A diretoria da Portuguesa Londrinense acredita que o protesto do Cataratas na Federação Paranaense de Futebol (FPF) não terá sucesso. Os dirigentes alegam que não há motivo algum para que a Lusinha seja punida com a perda de mando de jogo por causa da agressão do preparador físico Tutinha ao jogador Reginaldo, do time de Foz do Iguaçu. O diretor de futebol da Lusa, Amarildo Vieira, vê desespero na atitude da direção do Cataratas. ‘‘Estão fazendo de tudo para colocar Foz do Iguaçu na divisão de elite. Não vi nada de anormal, além da agressão do Tutinha ao jogador do Cataratas’’, ressaltou ele.

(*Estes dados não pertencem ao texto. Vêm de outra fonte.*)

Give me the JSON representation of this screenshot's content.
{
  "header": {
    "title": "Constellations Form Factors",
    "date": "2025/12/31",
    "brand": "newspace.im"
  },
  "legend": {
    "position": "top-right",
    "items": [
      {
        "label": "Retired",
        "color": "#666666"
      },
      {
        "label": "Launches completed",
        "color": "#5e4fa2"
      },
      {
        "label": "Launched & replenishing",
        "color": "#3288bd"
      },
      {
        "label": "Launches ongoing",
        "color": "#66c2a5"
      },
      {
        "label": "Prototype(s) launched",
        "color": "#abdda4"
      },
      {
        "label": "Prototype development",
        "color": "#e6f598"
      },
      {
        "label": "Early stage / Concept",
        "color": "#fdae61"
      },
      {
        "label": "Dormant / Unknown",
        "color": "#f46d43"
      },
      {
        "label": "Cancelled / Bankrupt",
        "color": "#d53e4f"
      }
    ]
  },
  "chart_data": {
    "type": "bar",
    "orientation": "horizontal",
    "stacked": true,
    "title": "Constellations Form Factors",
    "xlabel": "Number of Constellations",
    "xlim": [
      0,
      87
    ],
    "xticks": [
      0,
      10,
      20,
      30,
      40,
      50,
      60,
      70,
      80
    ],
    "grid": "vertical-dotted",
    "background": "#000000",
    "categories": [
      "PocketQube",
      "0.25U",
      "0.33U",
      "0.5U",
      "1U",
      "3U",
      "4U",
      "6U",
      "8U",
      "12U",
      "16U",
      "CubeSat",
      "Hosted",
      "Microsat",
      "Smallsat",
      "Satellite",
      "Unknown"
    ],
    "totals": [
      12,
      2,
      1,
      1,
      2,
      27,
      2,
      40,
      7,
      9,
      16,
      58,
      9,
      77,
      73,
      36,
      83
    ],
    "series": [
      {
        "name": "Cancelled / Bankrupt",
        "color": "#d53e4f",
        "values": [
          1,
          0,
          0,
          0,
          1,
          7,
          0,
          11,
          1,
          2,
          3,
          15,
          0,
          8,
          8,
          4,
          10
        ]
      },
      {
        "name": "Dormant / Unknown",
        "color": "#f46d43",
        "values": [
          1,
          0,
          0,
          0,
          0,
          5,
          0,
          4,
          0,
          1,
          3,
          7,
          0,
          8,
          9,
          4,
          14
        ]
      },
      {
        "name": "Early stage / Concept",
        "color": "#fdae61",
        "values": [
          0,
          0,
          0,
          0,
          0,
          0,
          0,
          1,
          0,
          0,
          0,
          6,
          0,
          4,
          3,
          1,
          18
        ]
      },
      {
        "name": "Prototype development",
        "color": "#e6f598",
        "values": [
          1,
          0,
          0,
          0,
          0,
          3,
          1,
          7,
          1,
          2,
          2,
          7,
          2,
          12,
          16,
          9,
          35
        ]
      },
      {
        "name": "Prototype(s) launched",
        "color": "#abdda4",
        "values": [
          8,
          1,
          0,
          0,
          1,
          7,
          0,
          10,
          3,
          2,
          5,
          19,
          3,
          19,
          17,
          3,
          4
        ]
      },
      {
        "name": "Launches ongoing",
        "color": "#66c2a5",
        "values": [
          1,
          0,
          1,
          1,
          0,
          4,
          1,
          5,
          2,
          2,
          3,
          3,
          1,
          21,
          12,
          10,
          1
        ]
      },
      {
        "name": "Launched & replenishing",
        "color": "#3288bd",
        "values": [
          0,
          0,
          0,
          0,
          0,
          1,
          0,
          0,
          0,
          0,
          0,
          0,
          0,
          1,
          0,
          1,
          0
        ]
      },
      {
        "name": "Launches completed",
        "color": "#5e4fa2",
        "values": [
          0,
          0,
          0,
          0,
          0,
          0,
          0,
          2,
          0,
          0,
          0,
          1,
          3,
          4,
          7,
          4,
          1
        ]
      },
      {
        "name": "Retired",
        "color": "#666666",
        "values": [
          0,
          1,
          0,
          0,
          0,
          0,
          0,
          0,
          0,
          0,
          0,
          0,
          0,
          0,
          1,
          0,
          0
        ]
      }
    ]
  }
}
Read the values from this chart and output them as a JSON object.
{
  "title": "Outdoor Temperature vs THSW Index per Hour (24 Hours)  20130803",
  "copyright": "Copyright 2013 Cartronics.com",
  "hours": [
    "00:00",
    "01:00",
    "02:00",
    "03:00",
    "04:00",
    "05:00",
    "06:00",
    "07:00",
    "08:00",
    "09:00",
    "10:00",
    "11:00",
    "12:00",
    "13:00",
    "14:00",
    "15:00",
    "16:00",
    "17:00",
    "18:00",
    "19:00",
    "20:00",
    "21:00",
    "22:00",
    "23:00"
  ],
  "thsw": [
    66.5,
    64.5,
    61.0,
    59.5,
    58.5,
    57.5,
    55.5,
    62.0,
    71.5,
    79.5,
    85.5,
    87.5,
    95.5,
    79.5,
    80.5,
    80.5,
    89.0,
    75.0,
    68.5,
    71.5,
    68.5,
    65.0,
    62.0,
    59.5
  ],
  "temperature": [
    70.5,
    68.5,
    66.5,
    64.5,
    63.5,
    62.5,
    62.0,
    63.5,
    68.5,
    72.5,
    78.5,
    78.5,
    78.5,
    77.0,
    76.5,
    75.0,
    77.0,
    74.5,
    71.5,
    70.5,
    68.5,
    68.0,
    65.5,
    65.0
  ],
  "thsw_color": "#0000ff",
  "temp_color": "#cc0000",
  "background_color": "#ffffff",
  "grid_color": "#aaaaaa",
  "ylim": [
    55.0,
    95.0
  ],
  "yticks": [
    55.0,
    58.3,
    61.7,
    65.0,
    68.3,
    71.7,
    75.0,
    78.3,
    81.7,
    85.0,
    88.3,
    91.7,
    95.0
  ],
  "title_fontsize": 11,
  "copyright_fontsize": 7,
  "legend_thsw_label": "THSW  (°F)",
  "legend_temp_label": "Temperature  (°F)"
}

Amarildo Vieira disse estar tranquilo quanto ao relatório do árbitro Nilo Neves de Souza Júnior, que seria entregue ontem na Federação. ‘‘Confio no relatório do árbitro e no Nelson Orlando Lehmkhul (presidente da Associação dos Árbitros do Paraná) que assistiu ao jogo contra o Cataratas’’, afirmou.
Vieira também não concorda em enfrentar o Nacional, domingo, se o jogo entre Marechal e Cataratas for mesmo adiado.
Nacional é punido – A Federação baixou ontem ato administrativo punindo o Nacional de Rolândia com a perda de mando do jogo de domingo contra a Portuguesa. A medida foi tomada porque um dos árbitros da partida contra o Marechal teria sido agredido por um jogador do Nacional. Com isso, o Nacional terá de jogar contra a Lusa em Bandeirantes ou Maringá.
O Cianorte também perdeu o mando de jogo contra o Ponta Grossa, no dia 3 de junho. A punição foi aplicada devido à agressão ao árbitro Maurício Batista dos Santos por um jogador do Cianorte na partida contra o Grêmio Maringá.